Mr Jehan said: “Volatility can provide opportunities, so our options went up. [In volatile times] we can increase our activity and generate [extra] income.”

Around half of the fund’s equity exposure is overwritten with call options. Mr Jehan said the fund sold call options on stock favourites he thought were nearing full value. Options on the pharmaceutical sector had benefited the fund’s income recently as the sector plummeted in early 2016. These have now been replaced with options on consumer staples and tobacco.

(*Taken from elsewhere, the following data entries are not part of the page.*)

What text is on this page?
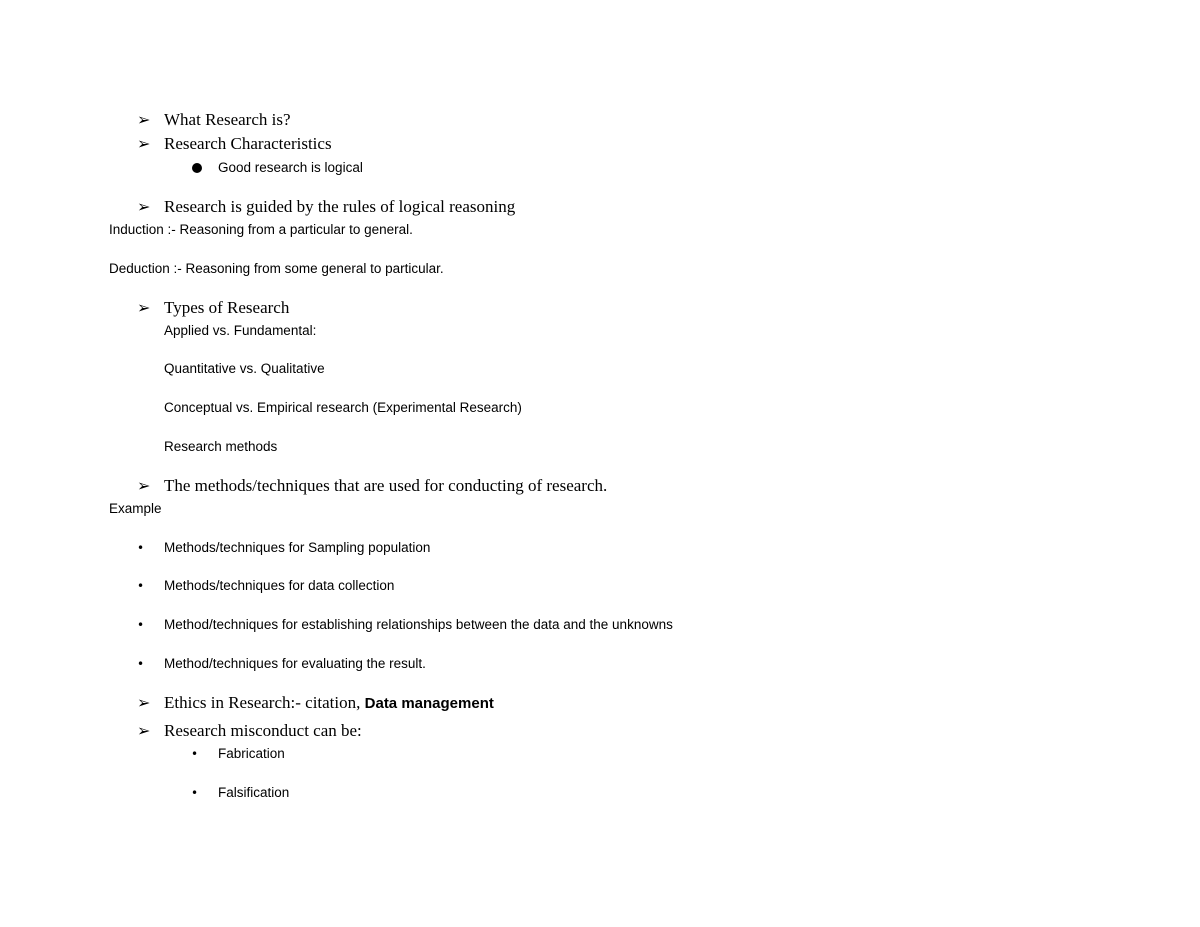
➢ What Research is?
➢ Research Characteristics
Good research is logical
➢ Research is guided by the rules of logical reasoning
Induction :- Reasoning from a particular to general.
Deduction :- Reasoning from some general to particular.
➢ Types of Research
Applied vs. Fundamental:
Quantitative vs. Qualitative
Conceptual vs. Empirical research (Experimental Research)
Research methods
➢ The methods/techniques that are used for conducting of research.
Example
• Methods/techniques for Sampling population
• Methods/techniques for data collection
• Method/techniques for establishing relationships between the data and the unknowns
• Method/techniques for evaluating the result.
➢ Ethics in Research:- citation, Data management
➢ Research misconduct can be:
• Fabrication
• Falsification
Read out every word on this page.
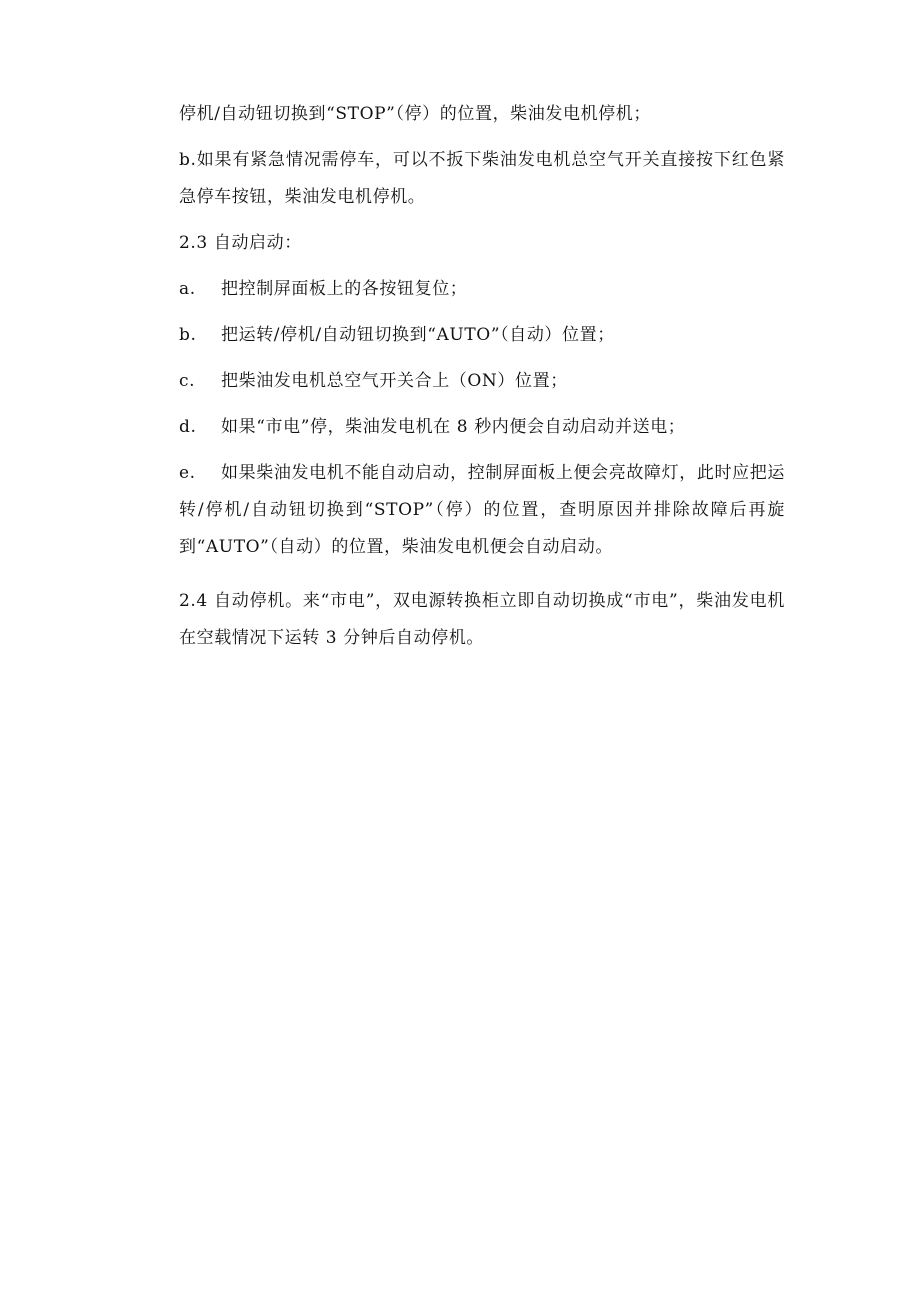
停机/自动钮切换到“STOP”（停）的位置，柴油发电机停机；

b.如果有紧急情况需停车，可以不扳下柴油发电机总空气开关直接按下红色紧急停车按钮，柴油发电机停机。

2.3 自动启动：

a.	把控制屏面板上的各按钮复位；
b.	把运转/停机/自动钮切换到“AUTO”（自动）位置；
c.	把柴油发电机总空气开关合上（ON）位置；
d.	如果“市电”停，柴油发电机在 8 秒内便会自动启动并送电；

e. 如果柴油发电机不能自动启动，控制屏面板上便会亮故障灯，此时应把运转/停机/自动钮切换到“STOP”（停）的位置，查明原因并排除故障后再旋到“AUTO”（自动）的位置，柴油发电机便会自动启动。

2.4 自动停机。来“市电”，双电源转换柜立即自动切换成“市电”，柴油发电机在空载情况下运转 3 分钟后自动停机。
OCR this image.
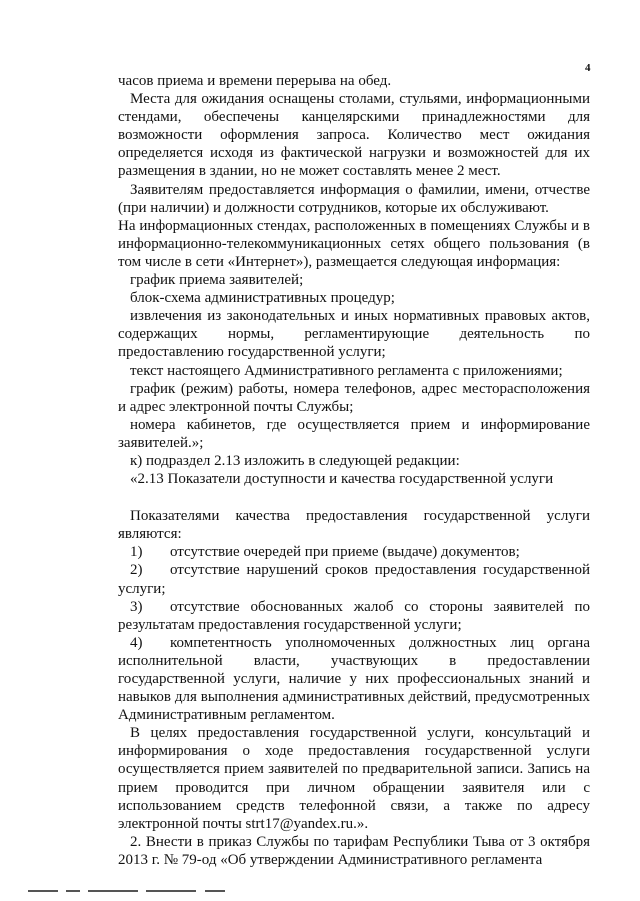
4

часов приема и времени перерыва на обед.

Места для ожидания оснащены столами, стульями, информационными стендами, обеспечены канцелярскими принадлежностями для возможности оформления запроса. Количество мест ожидания определяется исходя из фактической нагрузки и возможностей для их размещения в здании, но не может составлять менее 2 мест.

Заявителям предоставляется информация о фамилии, имени, отчестве (при наличии) и должности сотрудников, которые их обслуживают.

На информационных стендах, расположенных в помещениях Службы и в информационно-телекоммуникационных сетях общего пользования (в том числе в сети «Интернет»), размещается следующая информация:

график приема заявителей;

блок-схема административных процедур;

извлечения из законодательных и иных нормативных правовых актов, содержащих нормы, регламентирующие деятельность по предоставлению государственной услуги;

текст настоящего Административного регламента с приложениями;

график (режим) работы, номера телефонов, адрес месторасположения и адрес электронной почты Службы;

номера кабинетов, где осуществляется прием и информирование заявителей.»;

к) подраздел 2.13 изложить в следующей редакции:

«2.13 Показатели доступности и качества государственной услуги

Показателями качества предоставления государственной услуги являются:

1) отсутствие очередей при приеме (выдаче) документов;

2) отсутствие нарушений сроков предоставления государственной услуги;

3) отсутствие обоснованных жалоб со стороны заявителей по результатам предоставления государственной услуги;

4) компетентность уполномоченных должностных лиц органа исполнительной власти, участвующих в предоставлении государственной услуги, наличие у них профессиональных знаний и навыков для выполнения административных действий, предусмотренных Административным регламентом.

В целях предоставления государственной услуги, консультаций и информирования о ходе предоставления государственной услуги осуществляется прием заявителей по предварительной записи. Запись на прием проводится при личном обращении заявителя или с использованием средств телефонной связи, а также по адресу электронной почты strt17@yandex.ru.».

2. Внести в приказ Службы по тарифам Республики Тыва от 3 октября 2013 г. № 79-од «Об утверждении Административного регламента
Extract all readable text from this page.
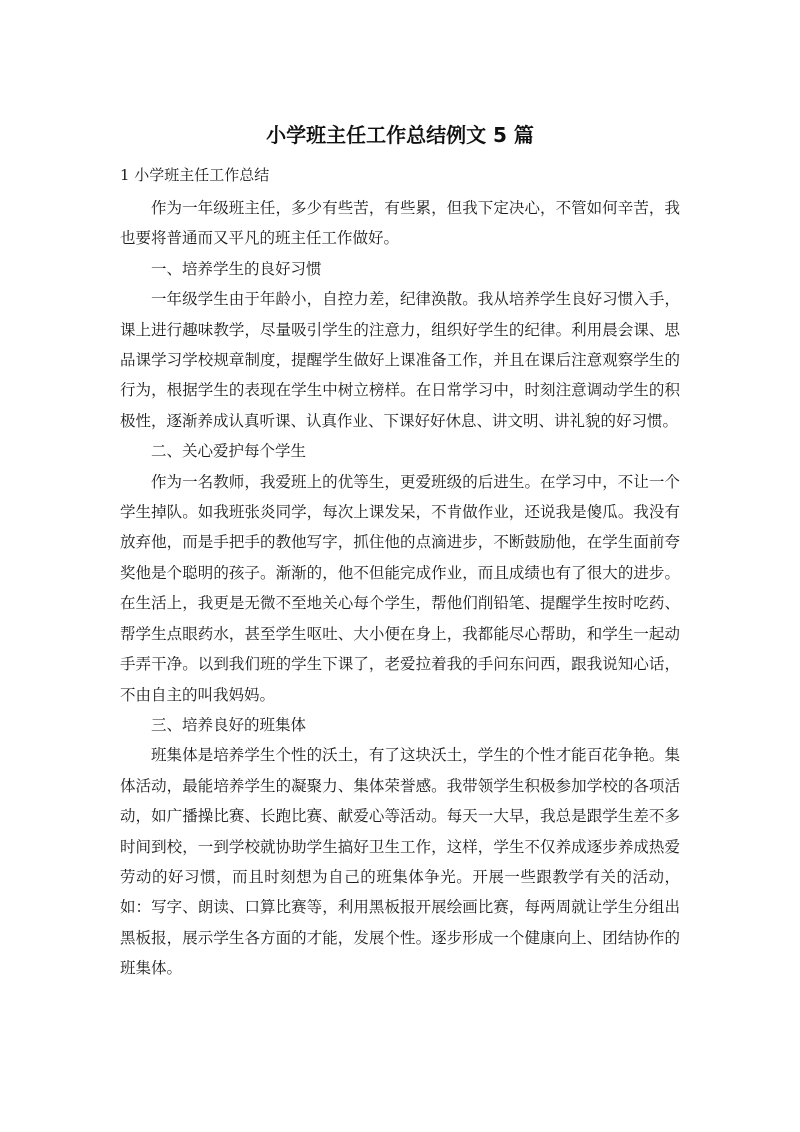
小学班主任工作总结例文 5 篇
1 小学班主任工作总结

作为一年级班主任，多少有些苦，有些累，但我下定决心，不管如何辛苦，我也要将普通而又平凡的班主任工作做好。

一、培养学生的良好习惯

一年级学生由于年龄小，自控力差，纪律涣散。我从培养学生良好习惯入手，课上进行趣味教学，尽量吸引学生的注意力，组织好学生的纪律。利用晨会课、思品课学习学校规章制度，提醒学生做好上课准备工作，并且在课后注意观察学生的行为，根据学生的表现在学生中树立榜样。在日常学习中，时刻注意调动学生的积极性，逐渐养成认真听课、认真作业、下课好好休息、讲文明、讲礼貌的好习惯。

二、关心爱护每个学生

作为一名教师，我爱班上的优等生，更爱班级的后进生。在学习中，不让一个学生掉队。如我班张炎同学，每次上课发呆，不肯做作业，还说我是傻瓜。我没有放弃他，而是手把手的教他写字，抓住他的点滴进步，不断鼓励他，在学生面前夸奖他是个聪明的孩子。渐渐的，他不但能完成作业，而且成绩也有了很大的进步。在生活上，我更是无微不至地关心每个学生，帮他们削铅笔、提醒学生按时吃药、帮学生点眼药水，甚至学生呕吐、大小便在身上，我都能尽心帮助，和学生一起动手弄干净。以到我们班的学生下课了，老爱拉着我的手问东问西，跟我说知心话，不由自主的叫我妈妈。

三、培养良好的班集体

班集体是培养学生个性的沃土，有了这块沃土，学生的个性才能百花争艳。集体活动，最能培养学生的凝聚力、集体荣誉感。我带领学生积极参加学校的各项活动，如广播操比赛、长跑比赛、献爱心等活动。每天一大早，我总是跟学生差不多时间到校，一到学校就协助学生搞好卫生工作，这样，学生不仅养成逐步养成热爱劳动的好习惯，而且时刻想为自己的班集体争光。开展一些跟教学有关的活动，如：写字、朗读、口算比赛等，利用黑板报开展绘画比赛，每两周就让学生分组出黑板报，展示学生各方面的才能，发展个性。逐步形成一个健康向上、团结协作的班集体。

The MSCI World Pharmaceutical index was down 9.2 per cent by February 11, with the fund retaining the majority of the premiums that were sold against stocks in the portfolio, such as Roche and Johnson & Johnson.

Key numbers

5.8% - Fall in MSCI World Pharmaceutical index year to date

3% - Enhanced Income fund’s exposure to Swiss healthcare firm Roche

Mr Jehan said the 3 per cent exposure to Roche was fully covered with call options but its largest exposure, a 4.7 per cent holding in Johnson & Johnson was only half covered: “We go for the low-hanging fruit, because it’s one of our biggest holdings we don’t generate as much income by selling calls against our largest stocks, it is better to keep it half covered.”

He added: “The fund has not had such a positive [performance] contribution from [pharmaceutical] stocks but [the call options] buffered the lack of performance. In over-writing, it has been a good sector for us.”

However, Mr Jehan said that now the sector had fallen and was moving towards cheap territory, the number of call options would be reduced. He said pharmaceutical stocks stood a “reasonable chance of a rotation”.

The fund’s second biggest, British American Tobacco, is also fully covered. Mr Jehan said the stock, along with Reynolds American, was nearing all-time highs, so he was happier generating income in the short-term via the call premium.

Elsewhere, the fund sold calls against technology stocks, such as Microsoft, over the past three months. The manager said the stock has not been a top performer, meaning the fund has kept all the income generated by the move.